The newer ShouldBeEquivalentTo() introduced in
FA 2.0
is doing an in-depth structural comparison and also reporting on any differences
You can achieve it in this way.
actual.Should().BeEquivalentTo(expectation, c => c.WithStrictOrdering());
Upvotes: 5
Reputation: 1104
For part 2 of this question, checking the order of the elements in a collection, as of 2020 (not sure which version this was introduced, am using v5.10.3 currently) you can use:
mySimpleCollection.Should().BeInDescendingOrder()
or myComplexCollection.Should().BeInDescendingOrder(x => x.SomeProperty)
OR
mySimpleCollection.Should().BeInAscendingOrder()
or myComplexCollection.Should().BeInAscendingOrder(x => x.SomeProperty)
OR
mySimpleCollection.Should().NotBeInAscendingOrder()
or myComplexCollection.Should().NotBeInAscendingOrder(x => x.SomeProperty)
OR
mySimpleCollection.Should().NotBeInDescendingOrder()
or myComplexCollection.Should().NotBeInDescendingOrder(x => x.SomeProperty)
Upvotes: 1
Reputation: 142943
During my struggle with similar task found out about next method:
IEnumerable collection = new[] { 1, 2, 5, 8 };
collection
.Should()
.ContainInOrder(new[] { 1, 5, 8 });
Upvotes: 1
Reputation: 4319
You want the ShouldAllBeEquivalentTo method, that should compare the values of the properties of the two object graphs in a list.
*Edit: I'd probably use the Linq Sequence equal with a custom equality comparer that uses ShouldBeEquivalentTo to care about the order of the elements.
Upvotes: 1
Reputation: 8899
By default, ShouldBeEquivalentTo()
will ignore the order in the collections because in most cases two collections are equivalent if they contain the same items in any order.

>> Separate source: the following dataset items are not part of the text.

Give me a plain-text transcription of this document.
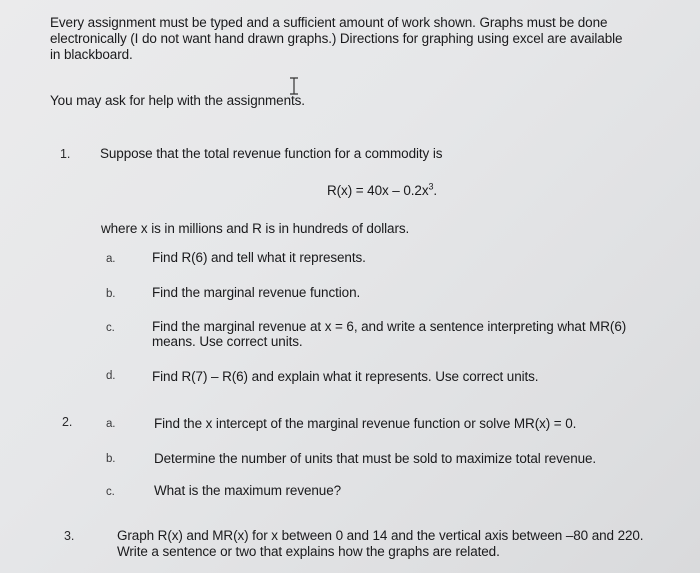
Every assignment must be typed and a sufficient amount of work shown. Graphs must be done
electronically (I do not want hand drawn graphs.) Directions for graphing using excel are available
in blackboard.
You may ask for help with the assignments.
1. Suppose that the total revenue function for a commodity is
$R(x) = 40x - 0.2x^3$.
where x is in millions and R is in hundreds of dollars.
a.	Find R(6) and tell what it represents.
b.	Find the marginal revenue function.
c.	Find the marginal revenue at x = 6, and write a sentence interpreting what MR(6)
means. Use correct units.
d.	Find R(7) – R(6) and explain what it represents. Use correct units.
2.	a.	Find the x intercept of the marginal revenue function or solve MR(x) = 0.
b.	Determine the number of units that must be sold to maximize total revenue.
c.	What is the maximum revenue?
3.	Graph R(x) and MR(x) for x between 0 and 14 and the vertical axis between –80 and 220.
Write a sentence or two that explains how the graphs are related.
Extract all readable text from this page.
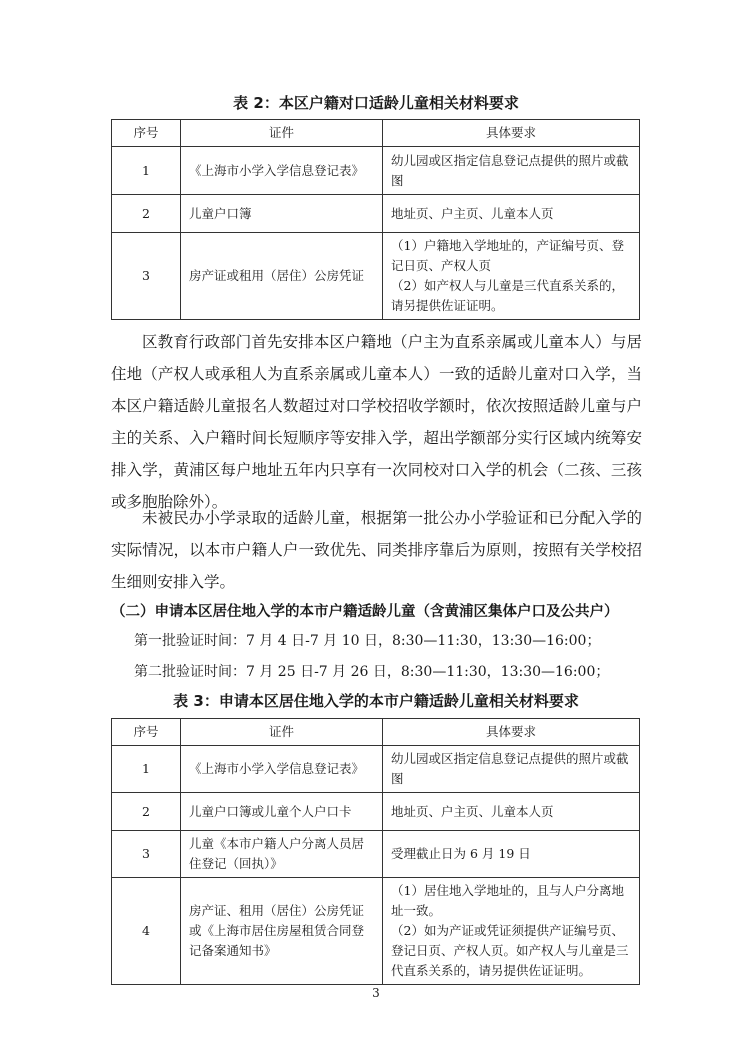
表 2：本区户籍对口适龄儿童相关材料要求
序号	证件	具体要求
1	《上海市小学入学信息登记表》	幼儿园或区指定信息登记点提供的照片或截图
2	儿童户口簿	地址页、户主页、儿童本人页
3	房产证或租用（居住）公房凭证	（1）户籍地入学地址的，产证编号页、登记日页、产权人页
（2）如产权人与儿童是三代直系关系的，请另提供佐证证明。

区教育行政部门首先安排本区户籍地（户主为直系亲属或儿童本人）与居住地（产权人或承租人为直系亲属或儿童本人）一致的适龄儿童对口入学，当本区户籍适龄儿童报名人数超过对口学校招收学额时，依次按照适龄儿童与户主的关系、入户籍时间长短顺序等安排入学，超出学额部分实行区域内统筹安排入学，黄浦区每户地址五年内只享有一次同校对口入学的机会（二孩、三孩或多胞胎除外）。

未被民办小学录取的适龄儿童，根据第一批公办小学验证和已分配入学的实际情况，以本市户籍人户一致优先、同类排序靠后为原则，按照有关学校招生细则安排入学。

（二）申请本区居住地入学的本市户籍适龄儿童（含黄浦区集体户口及公共户）
第一批验证时间：7 月 4 日-7 月 10 日，8:30—11:30，13:30—16:00；
第二批验证时间：7 月 25 日-7 月 26 日，8:30—11:30，13:30—16:00；
表 3：申请本区居住地入学的本市户籍适龄儿童相关材料要求
序号	证件	具体要求
1	《上海市小学入学信息登记表》	幼儿园或区指定信息登记点提供的照片或截图
2	儿童户口簿或儿童个人户口卡	地址页、户主页、儿童本人页
3	儿童《本市户籍人户分离人员居住登记（回执）》	受理截止日为 6 月 19 日
4	房产证、租用（居住）公房凭证或《上海市居住房屋租赁合同登记备案通知书》	（1）居住地入学地址的，且与人户分离地址一致。
（2）如为产证或凭证须提供产证编号页、登记日页、产权人页。如产权人与儿童是三代直系关系的，请另提供佐证证明。
3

If you do care about the order, just use one of the overloads of WithStrictOrdering()
on the options =>
parameter.
Example:
var myList = Enumerable.Range(1, 5);
var expected = new[]
{
1, 2, 3, 4, 5
};
//succeeds
myList.ShouldBeEquivalentTo(expected, options => options.WithStrictOrdering());
//fails
myList.Reverse().ShouldBeEquivalentTo(expected, options => options.WithStrictOrdering());
Read more about these options in the documentation.
Upvotes: 126
Reputation: 32946
I think you can just do:
myObject.List.SequenceEqual(myOtherObject.ListToCompare).Should().BeTrue();
This will only work if the elements in the list are equal when using Object.Equal(element1, element2)

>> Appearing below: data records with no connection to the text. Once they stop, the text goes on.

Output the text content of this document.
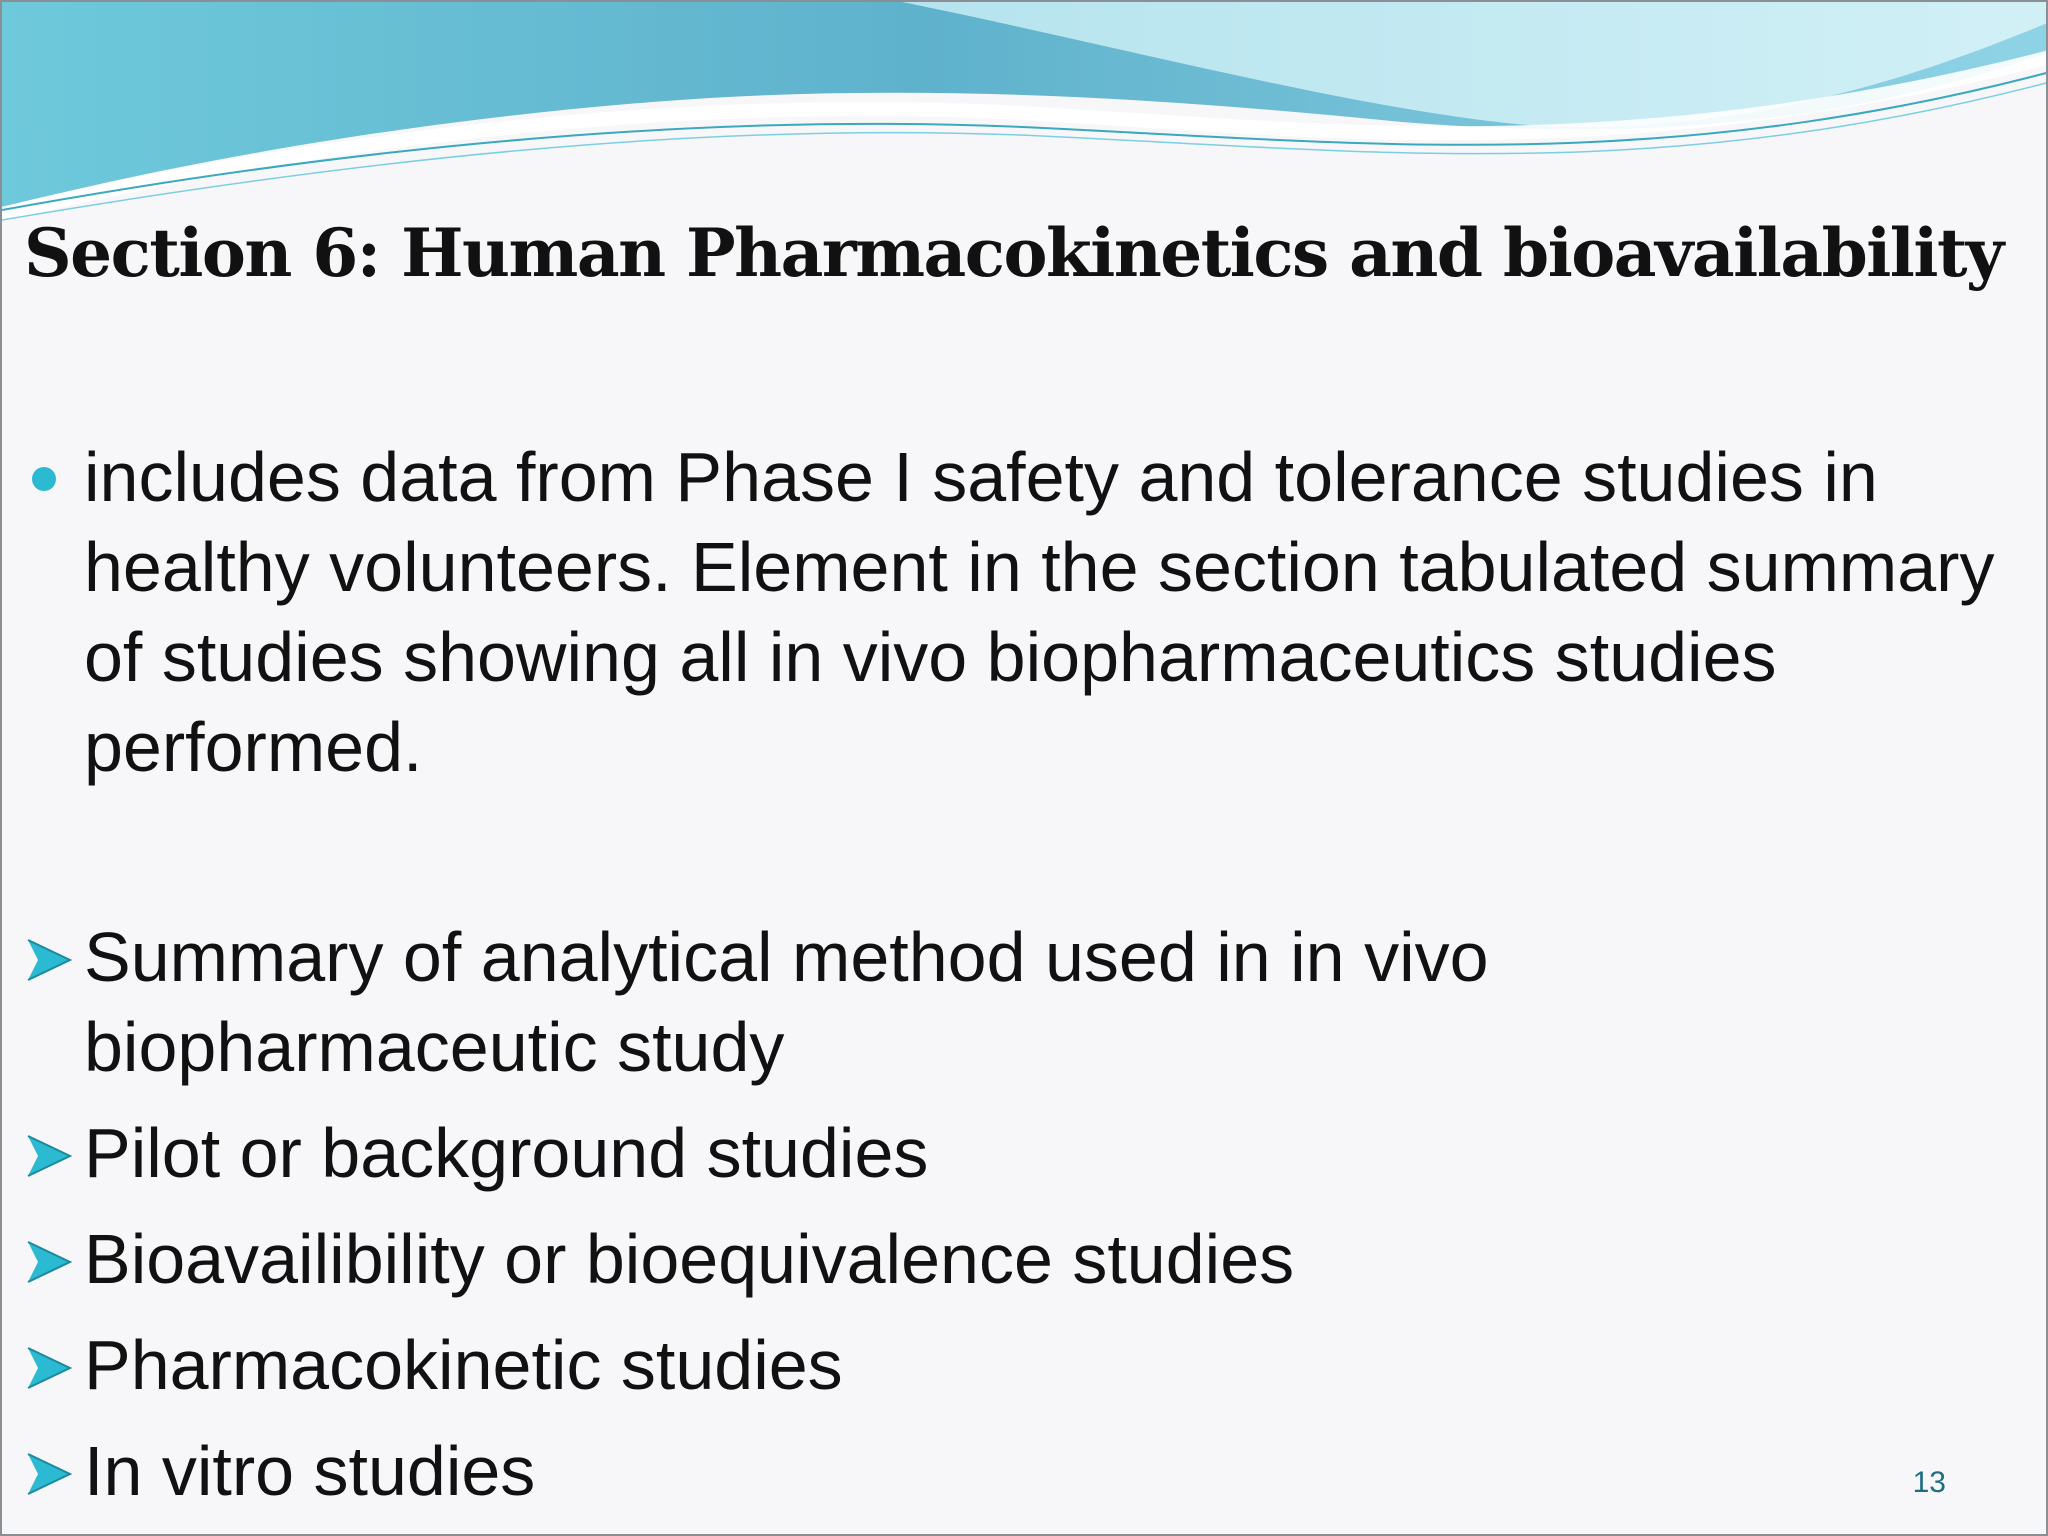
Section 6: Human Pharmacokinetics and bioavailability

includes data from Phase I safety and tolerance studies in healthy volunteers. Element in the section tabulated summary of studies showing all in vivo biopharmaceutics studies performed.

Summary of analytical method used in in vivo biopharmaceutic study
Pilot or background studies
Bioavailibility or bioequivalence studies
Pharmacokinetic studies
In vitro studies	13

if this is not the case then you need to implement your own EqualityComparer for the objedts in the lists then use:
myObject.List.SequenceEqual(myOtherObject.ListToCompare, myEqualityComparer)
.Should().BeTrue();
Upvotes: 5
Reputation: 8359
The Microsoft.VisualStudio.TestTools.UnitTesting.CollectionAssert class may have a method responding to your needs.
CollectionAssert.AreEqual Method (ICollection, ICollection, IComparer) should do the trick.
Two collections are equal if they have the same elements in the same order and quantity. Elements are equal if their values are equal, not if they refer to the same object.